Loading of grapefruit-derived vesicles with 125I-labeled proteins

Radioactive iodine Na125I was purchased from Khlopin Radium Institute (St. Petersburg, Russia). Bovine serum albumin was radioactively labeled according to a modified procedure described in 48. The reaction mixture contained 15 μl of 50 mM KI, 10 μl of Na125I (0.8 GBq/ml), 20 μl of 0.5 M KH2P04, 20 μl of 0.5 M Na2HP04, and 200 μl of 10% BSA. Following the sequential mixing of reaction components, a 100 μl of chloramine T (20 mg/ml) was added to start labeling for exactly 40 s at room temperature. Then the reaction was stopped by addition of 200 μl of 0,1 M Na2S2O5. The labeled protein has been separated from free iodine by gel filtration chromatography on 3 ml column packed with Sephadex G10 (GE Healthcare). 125I-labeled BSA (125I-BSA) was used for loading into GF-EVs similar to the experiments described above. Loaded GF-EVs were purified from the free protein by ultrafiltration on Amicon 100 kDa cut-off concentration units. Loading efficiency of GF-EVs with 125I-BSA protein, as well as the efficiency of washing the vesicles from the free protein, was analyzed by measuring the radioactivity of the samples using gamma-vials in scintillation counter Tri-Carb 5110 (PerkinElmer, USA). The absence of free 125I in the final samples was controlled by thin layer chromatography (Supplementary Fig. S4).

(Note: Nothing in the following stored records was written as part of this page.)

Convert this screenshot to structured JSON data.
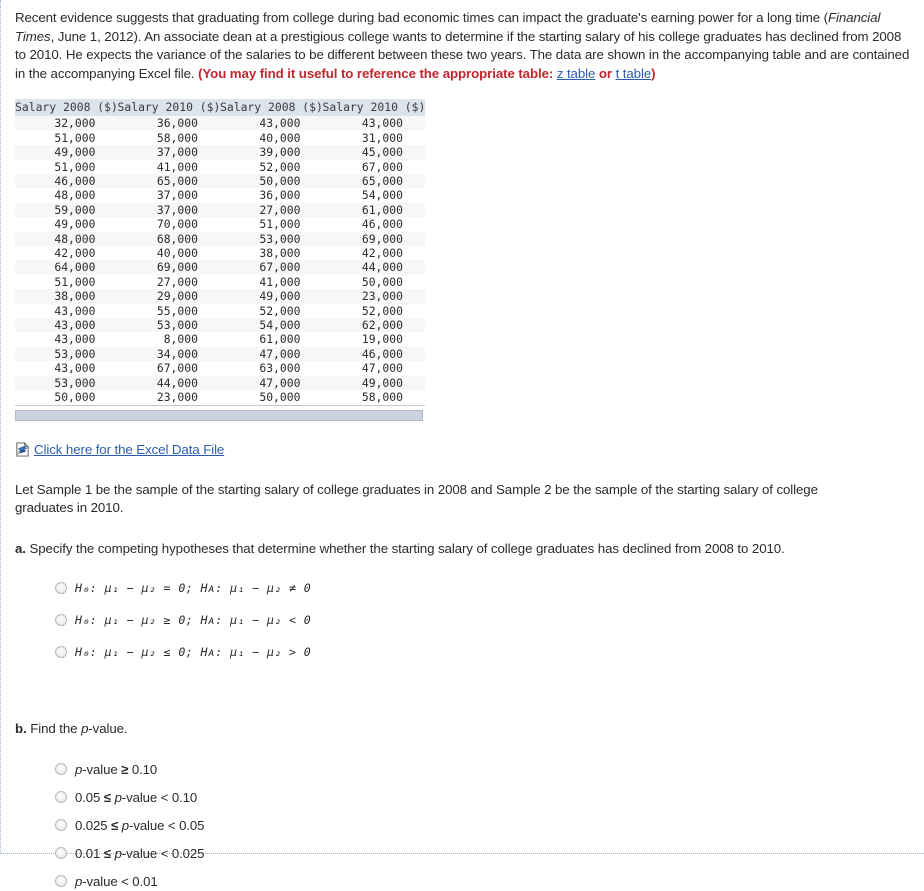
{
  "intro": {
    "before_ft": "Recent evidence suggests that graduating from college during bad economic times can impact the graduate's earning power for a long time (",
    "ft_italic": "Financial Times",
    "after_ft": ", June 1, 2012). An associate dean at a prestigious college wants to determine if the starting salary of his college graduates has declined from 2008 to 2010. He expects the variance of the salaries to be different between these two years. The data are shown in the accompanying table and are contained in the accompanying Excel file. ",
    "hint_open": "(You may find it useful to reference the appropriate table: ",
    "z_table_link": "z table",
    "or_text": " or ",
    "t_table_link": "t table",
    "hint_close": ")"
  },
  "table": {
    "headers": [
      "Salary 2008 ($)",
      "Salary 2010 ($)",
      "Salary 2008 ($)",
      "Salary 2010 ($)"
    ],
    "rows": [
      [
        "32,000",
        "36,000",
        "43,000",
        "43,000"
      ],
      [
        "51,000",
        "58,000",
        "40,000",
        "31,000"
      ],
      [
        "49,000",
        "37,000",
        "39,000",
        "45,000"
      ],
      [
        "51,000",
        "41,000",
        "52,000",
        "67,000"
      ],
      [
        "46,000",
        "65,000",
        "50,000",
        "65,000"
      ],
      [
        "48,000",
        "37,000",
        "36,000",
        "54,000"
      ],
      [
        "59,000",
        "37,000",
        "27,000",
        "61,000"
      ],
      [
        "49,000",
        "70,000",
        "51,000",
        "46,000"
      ],
      [
        "48,000",
        "68,000",
        "53,000",
        "69,000"
      ],
      [
        "42,000",
        "40,000",
        "38,000",
        "42,000"
      ],
      [
        "64,000",
        "69,000",
        "67,000",
        "44,000"
      ],
      [
        "51,000",
        "27,000",
        "41,000",
        "50,000"
      ],
      [
        "38,000",
        "29,000",
        "49,000",
        "23,000"
      ],
      [
        "43,000",
        "55,000",
        "52,000",
        "52,000"
      ],
      [
        "43,000",
        "53,000",
        "54,000",
        "62,000"
      ],
      [
        "43,000",
        "8,000",
        "61,000",
        "19,000"
      ],
      [
        "53,000",
        "34,000",
        "47,000",
        "46,000"
      ],
      [
        "43,000",
        "67,000",
        "63,000",
        "47,000"
      ],
      [
        "53,000",
        "44,000",
        "47,000",
        "49,000"
      ],
      [
        "50,000",
        "23,000",
        "50,000",
        "58,000"
      ]
    ]
  },
  "excel": {
    "icon": "excel-file-icon",
    "link_text": "Click here for the Excel Data File"
  },
  "sample_note": "Let Sample 1 be the sample of the starting salary of college graduates in 2008 and Sample 2 be the sample of the starting salary of college graduates in 2010.",
  "part_a": {
    "label": "a.",
    "text": " Specify the competing hypotheses that determine whether the starting salary of college graduates has declined from 2008 to 2010.",
    "options": [
      "H₀: μ₁ − μ₂ = 0; Hᴀ: μ₁ − μ₂ ≠ 0",
      "H₀: μ₁ − μ₂ ≥ 0; Hᴀ: μ₁ − μ₂ < 0",
      "H₀: μ₁ − μ₂ ≤ 0; Hᴀ: μ₁ − μ₂ > 0"
    ]
  },
  "part_b": {
    "label": "b.",
    "text_before": " Find the ",
    "text_italic": "p",
    "text_after": "-value.",
    "options": [
      {
        "pre": "",
        "pv": "p",
        "mid": "-value ",
        "ineq": "≥",
        "post": " 0.10"
      },
      {
        "pre": "0.05 ",
        "ineq": "≤",
        "mid2": " ",
        "pv": "p",
        "post": "-value < 0.10"
      },
      {
        "pre": "0.025 ",
        "ineq": "≤",
        "mid2": " ",
        "pv": "p",
        "post": "-value < 0.05"
      },
      {
        "pre": "0.01 ",
        "ineq": "≤",
        "mid2": " ",
        "pv": "p",
        "post": "-value < 0.025"
      },
      {
        "pre": "",
        "pv": "p",
        "post": "-value < 0.01"
      }
    ]
  },
  "colors": {
    "hint_red": "#c1272d",
    "link_blue": "#2a5db0",
    "header_bg": "#dde3ed",
    "row_alt": "#f7f7f7"
  }
}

Ex vivo gamma counting of excised organs

The outbred CD-1 IGS mice from NRC “Kurchatov Institute”—Rappolovo breeding nursery (St. Peterburg, Russia) were used in this study. All experiments with laboratory animals were performed in compliance with the legislation of the Russian Federation and the rules of bioethics. All manipulations were conducted in compliance with the protocol approved by the Local Bioethics Commission of the NRC “Kurchatov Institute”—PNPI, Commission decision No. 9 dated December 08, 2020. The study was carried out in compliance with the ARRIVE guidelines49.

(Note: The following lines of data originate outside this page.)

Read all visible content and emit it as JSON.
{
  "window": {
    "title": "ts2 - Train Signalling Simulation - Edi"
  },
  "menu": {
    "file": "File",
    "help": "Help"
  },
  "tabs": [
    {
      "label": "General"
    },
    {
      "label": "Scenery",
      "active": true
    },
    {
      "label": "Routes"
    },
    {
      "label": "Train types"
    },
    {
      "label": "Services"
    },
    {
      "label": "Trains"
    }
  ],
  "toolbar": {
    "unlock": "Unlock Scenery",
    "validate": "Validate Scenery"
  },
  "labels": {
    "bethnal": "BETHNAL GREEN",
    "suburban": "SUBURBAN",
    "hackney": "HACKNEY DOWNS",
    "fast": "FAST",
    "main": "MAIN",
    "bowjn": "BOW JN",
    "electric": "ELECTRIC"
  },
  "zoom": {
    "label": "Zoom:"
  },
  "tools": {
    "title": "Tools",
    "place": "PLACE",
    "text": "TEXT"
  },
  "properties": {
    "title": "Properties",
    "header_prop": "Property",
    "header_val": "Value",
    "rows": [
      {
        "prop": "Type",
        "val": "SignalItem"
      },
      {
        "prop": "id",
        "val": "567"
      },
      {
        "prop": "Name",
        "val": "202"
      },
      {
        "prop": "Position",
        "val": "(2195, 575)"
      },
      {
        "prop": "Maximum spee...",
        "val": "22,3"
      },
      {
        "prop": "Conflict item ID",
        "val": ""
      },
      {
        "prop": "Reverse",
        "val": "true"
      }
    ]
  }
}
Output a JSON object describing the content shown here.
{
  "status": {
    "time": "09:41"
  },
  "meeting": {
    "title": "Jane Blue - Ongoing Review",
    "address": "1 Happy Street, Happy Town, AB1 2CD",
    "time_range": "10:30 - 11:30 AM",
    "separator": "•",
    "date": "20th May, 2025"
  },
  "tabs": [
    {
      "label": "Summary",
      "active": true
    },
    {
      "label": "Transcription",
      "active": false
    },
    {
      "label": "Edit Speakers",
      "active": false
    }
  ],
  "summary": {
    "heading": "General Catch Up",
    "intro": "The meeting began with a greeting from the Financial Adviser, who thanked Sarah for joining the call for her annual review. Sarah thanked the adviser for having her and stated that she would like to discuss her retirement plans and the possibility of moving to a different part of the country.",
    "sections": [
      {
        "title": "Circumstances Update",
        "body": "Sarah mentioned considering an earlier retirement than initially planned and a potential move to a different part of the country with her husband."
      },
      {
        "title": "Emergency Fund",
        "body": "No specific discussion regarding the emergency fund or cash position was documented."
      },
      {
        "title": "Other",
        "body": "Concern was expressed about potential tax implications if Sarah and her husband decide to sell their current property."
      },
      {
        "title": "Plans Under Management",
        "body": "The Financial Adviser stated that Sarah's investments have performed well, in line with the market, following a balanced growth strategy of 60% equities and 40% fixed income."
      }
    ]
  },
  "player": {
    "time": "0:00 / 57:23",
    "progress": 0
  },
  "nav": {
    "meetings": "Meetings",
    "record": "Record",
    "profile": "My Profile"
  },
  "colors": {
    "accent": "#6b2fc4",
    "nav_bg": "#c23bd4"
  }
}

Female mice (24.8 ± 2.0 g, 6–8 weeks old) were injected intravenously with GF-EVs loaded with 125I-BSA (~ 250,000 CPM per mouse) or free 125I-BSA carrying equivalent amount of radioactivity. After 2 h, mice were sacrificed (n = 3 per group). Blood and major organs (brain, lungs, liver, spleen, kidneys, heart, bladder, uterus and ovaries) were collected, organs were washed by 0.1 M NaCl, weighed and placed in scintillation vials. Samples were counted in a Tri-Carb scintillation analyzer (PerkinElmer, USA) together with radioactive dose standards. Radioactivity readings (counts per minute—CPM) were expressed as percentage of injected dose per gram of tissue (%ID/g) or percentage of dose in a gram of blood per gram of tissue (%RBD/g). Data were expressed as the mean ± SD of sample triplicates.

Statistical analysis

Statistical analysis was performed using SPSS 22.0. Experimental data are expressed as the mean ± the standard deviation (SD). The unpaired t-test or one-way ANOVA followed by multiple comparisons by Tukey’s post-hoc analysis was used to assess differences between groups. P < 0.05 was considered statistically significant. Statistical significance of the data is designated with asterisk(s): *, p < 0.05, **, p < 0.01, and ***, p < 0.001.